Маркус медлит, потом наклоняется ниже и едва сдавливает разбитые губы Элайджа своими, отстраняется почти сразу. Но его пальцы проводят по изогнувшейся шее Элайджа, спускаются к ключице, после быстро возвращаются на затылок и замирают там в немом вопросе. Он остается стоять так близко, что Элайджа улавливает еще не смытый водой слабый запах бессонной ночи, кобуры, пороха и еще чего-то терпкого, сильного. Мужественного. Смесь кажется неожиданно приятной. Очень:
– Еще. Если тебе не противно.
Маркус наклоняется снова, сначала, словно по неосторожности, касается уха, скользит губами по щеке. Делает это медленно. Так медленно, что процесс кажется Элайдже пыткой. И лаской. Он забывает и о ребре, и о плече, и о шуме в ушах. Все перестает существовать, кроме ощущения теплого давления в уголке губ. Элайджа невольно приоткрывает рот, словно открываясь навстречу, прося чего-то большего, чем прикосновения чужих губ. Ему необходимо почувствовать у себя во рту что-то другое, что-то отличное от дула пистолета. Маркус понимает. Его язык проникает глубоко, заполняет все пространство, ласкает небо. Двигается властно и быстро, туда сюда, напряженный, твердый. Все именно так, как хочется. Элайджа старается открыть рот шире, но едва затянувшаяся кожица лопается и губы принимаются кровить, во рту проявляется приторно-сладкий вкус, потом становится солоно… Маркус зализывает выступившую кровь и отстраняется.
Элайджа задирает голову чуть вверх. Теперь он готов увидеть что-то другое, отличное от подернутых наркотическим дурманом зенок отморозка под строительными лесами. Он погружает взгляд в зеленую, с коричневыми вкраплениями, радужку Маркуса, и чувствует, что пьянеет.

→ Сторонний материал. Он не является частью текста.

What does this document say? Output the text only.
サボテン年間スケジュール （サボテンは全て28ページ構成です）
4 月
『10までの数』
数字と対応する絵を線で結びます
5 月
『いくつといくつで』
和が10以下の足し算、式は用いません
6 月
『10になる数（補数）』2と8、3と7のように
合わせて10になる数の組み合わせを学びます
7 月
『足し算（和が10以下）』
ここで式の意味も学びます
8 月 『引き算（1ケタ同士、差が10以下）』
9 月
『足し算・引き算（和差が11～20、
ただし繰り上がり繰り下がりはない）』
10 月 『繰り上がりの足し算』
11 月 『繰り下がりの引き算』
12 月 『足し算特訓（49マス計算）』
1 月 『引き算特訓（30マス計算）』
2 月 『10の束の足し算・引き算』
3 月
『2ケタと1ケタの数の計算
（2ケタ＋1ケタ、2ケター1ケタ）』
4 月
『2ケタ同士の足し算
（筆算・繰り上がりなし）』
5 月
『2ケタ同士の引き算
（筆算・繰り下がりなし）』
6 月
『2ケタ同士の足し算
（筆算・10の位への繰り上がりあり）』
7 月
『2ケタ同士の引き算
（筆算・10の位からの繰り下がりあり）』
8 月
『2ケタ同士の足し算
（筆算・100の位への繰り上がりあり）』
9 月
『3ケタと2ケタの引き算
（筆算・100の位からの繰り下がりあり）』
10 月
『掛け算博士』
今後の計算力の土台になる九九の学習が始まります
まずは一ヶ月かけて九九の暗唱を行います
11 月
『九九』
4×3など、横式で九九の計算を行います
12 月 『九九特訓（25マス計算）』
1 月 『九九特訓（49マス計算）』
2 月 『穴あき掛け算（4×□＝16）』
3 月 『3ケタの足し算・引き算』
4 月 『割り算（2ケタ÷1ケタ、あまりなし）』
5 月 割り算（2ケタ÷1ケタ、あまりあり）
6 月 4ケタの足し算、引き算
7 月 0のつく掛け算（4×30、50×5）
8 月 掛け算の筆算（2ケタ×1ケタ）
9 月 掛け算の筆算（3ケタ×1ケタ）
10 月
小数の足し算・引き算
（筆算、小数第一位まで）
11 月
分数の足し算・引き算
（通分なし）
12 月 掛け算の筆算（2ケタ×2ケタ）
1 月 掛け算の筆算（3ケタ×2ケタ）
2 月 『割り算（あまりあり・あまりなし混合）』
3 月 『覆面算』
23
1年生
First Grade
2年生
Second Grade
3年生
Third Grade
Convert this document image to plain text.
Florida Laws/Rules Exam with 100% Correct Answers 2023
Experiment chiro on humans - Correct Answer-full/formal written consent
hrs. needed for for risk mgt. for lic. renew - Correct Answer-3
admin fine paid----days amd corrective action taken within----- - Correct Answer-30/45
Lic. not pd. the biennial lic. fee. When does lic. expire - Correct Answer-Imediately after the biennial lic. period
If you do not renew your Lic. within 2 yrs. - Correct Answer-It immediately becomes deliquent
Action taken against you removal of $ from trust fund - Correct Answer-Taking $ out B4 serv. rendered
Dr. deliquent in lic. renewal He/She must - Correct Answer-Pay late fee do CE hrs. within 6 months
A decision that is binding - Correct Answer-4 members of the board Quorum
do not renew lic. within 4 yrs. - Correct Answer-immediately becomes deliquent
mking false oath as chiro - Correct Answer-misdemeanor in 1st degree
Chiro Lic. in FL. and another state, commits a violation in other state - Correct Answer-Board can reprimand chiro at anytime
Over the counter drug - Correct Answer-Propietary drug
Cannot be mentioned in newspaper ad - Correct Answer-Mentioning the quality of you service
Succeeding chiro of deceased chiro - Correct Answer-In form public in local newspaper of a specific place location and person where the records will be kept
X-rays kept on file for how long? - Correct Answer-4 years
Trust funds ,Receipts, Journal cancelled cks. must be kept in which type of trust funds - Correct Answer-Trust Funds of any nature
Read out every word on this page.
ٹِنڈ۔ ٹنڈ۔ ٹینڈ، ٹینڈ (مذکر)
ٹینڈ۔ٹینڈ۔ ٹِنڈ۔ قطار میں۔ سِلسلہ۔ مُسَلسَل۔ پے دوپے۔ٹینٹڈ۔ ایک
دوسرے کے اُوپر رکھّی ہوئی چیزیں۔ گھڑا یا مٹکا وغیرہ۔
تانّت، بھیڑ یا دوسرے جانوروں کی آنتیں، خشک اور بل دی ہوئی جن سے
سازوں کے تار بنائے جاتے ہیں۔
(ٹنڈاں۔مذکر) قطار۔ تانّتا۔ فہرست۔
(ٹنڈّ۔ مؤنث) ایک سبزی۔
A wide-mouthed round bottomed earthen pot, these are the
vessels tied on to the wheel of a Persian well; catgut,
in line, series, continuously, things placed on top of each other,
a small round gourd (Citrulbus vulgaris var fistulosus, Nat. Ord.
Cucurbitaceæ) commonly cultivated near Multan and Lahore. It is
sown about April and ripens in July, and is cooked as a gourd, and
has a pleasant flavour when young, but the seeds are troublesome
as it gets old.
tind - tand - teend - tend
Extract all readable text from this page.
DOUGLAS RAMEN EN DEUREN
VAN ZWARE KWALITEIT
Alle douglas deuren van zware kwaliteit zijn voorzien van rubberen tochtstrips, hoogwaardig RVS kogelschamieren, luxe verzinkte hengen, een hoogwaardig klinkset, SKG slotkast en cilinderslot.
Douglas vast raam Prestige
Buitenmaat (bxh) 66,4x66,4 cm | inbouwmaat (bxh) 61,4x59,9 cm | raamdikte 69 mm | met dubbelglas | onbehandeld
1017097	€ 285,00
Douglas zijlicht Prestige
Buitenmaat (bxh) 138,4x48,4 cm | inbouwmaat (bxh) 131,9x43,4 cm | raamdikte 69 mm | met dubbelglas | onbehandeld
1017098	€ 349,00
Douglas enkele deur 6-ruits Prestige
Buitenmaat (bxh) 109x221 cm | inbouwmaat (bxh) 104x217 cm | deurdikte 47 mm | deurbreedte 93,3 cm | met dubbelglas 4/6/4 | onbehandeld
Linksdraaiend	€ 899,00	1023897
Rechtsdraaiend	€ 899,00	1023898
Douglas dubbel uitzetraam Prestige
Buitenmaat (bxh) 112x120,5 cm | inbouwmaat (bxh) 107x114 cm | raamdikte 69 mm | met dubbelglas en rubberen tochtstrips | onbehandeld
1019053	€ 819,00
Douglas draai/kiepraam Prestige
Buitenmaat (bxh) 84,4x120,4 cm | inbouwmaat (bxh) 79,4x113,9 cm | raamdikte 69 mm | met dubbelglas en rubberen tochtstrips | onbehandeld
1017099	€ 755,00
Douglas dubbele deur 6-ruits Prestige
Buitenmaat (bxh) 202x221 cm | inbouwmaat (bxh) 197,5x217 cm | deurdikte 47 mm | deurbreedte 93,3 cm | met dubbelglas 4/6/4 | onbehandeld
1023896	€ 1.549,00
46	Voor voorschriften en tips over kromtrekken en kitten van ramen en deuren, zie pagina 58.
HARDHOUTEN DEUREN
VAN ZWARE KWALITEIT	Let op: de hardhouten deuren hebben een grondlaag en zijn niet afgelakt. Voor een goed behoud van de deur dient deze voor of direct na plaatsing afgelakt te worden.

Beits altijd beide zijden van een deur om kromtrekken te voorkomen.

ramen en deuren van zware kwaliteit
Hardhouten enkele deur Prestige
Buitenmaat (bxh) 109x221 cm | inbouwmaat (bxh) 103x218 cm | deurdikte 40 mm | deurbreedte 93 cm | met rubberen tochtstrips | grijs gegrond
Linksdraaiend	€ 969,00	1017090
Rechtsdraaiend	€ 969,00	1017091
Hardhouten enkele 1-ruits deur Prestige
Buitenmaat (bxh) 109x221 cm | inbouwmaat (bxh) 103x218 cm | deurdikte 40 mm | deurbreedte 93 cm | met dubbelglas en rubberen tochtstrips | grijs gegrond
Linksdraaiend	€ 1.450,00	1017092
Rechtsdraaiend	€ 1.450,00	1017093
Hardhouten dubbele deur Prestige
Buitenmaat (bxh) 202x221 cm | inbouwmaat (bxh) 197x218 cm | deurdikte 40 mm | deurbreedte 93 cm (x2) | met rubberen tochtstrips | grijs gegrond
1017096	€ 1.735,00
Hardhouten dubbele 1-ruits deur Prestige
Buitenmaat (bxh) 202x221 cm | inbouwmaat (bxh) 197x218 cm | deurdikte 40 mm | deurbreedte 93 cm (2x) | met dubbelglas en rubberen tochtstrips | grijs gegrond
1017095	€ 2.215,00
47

– Повернись, – говорит Маркус одними губами, словно боится, что звук все испортит. Элайджи поворачивается спиной, прислоняется лбом к стене.
Маркус аккуратно, еле дотрагиваясь, ведет пальцами вдоль спины сверху вниз, останавливается на каждом торчащем позвонке, оставляет на шее свое дыхание, царапает щетиной тонкую кожу. Элайджа прогибается в ответ, чувствует желание. Такое сильное, что не может сдержаться и тянется чтобы обхватывает себя, Маркус его останавливает:
– Я сам.
Элайджа послушно опускает руку. Ладонь Маркуса, шершавая и грубоватая, оказывается там, где только что была его. Чужие пальцы сжимают Элайджу, и от этого ощущения скручивает низ живота, бросает в жар, ноги сами подгибаются в коленях. Элайджа хочет сказать, что ему нравится. Но язык опять тяжелый как в детстве, слова в голове разбегаются в разные стороны – не собрать. Он хватает воздух как рыба, выброшенная на берег. Неужели болезнь возвращается?!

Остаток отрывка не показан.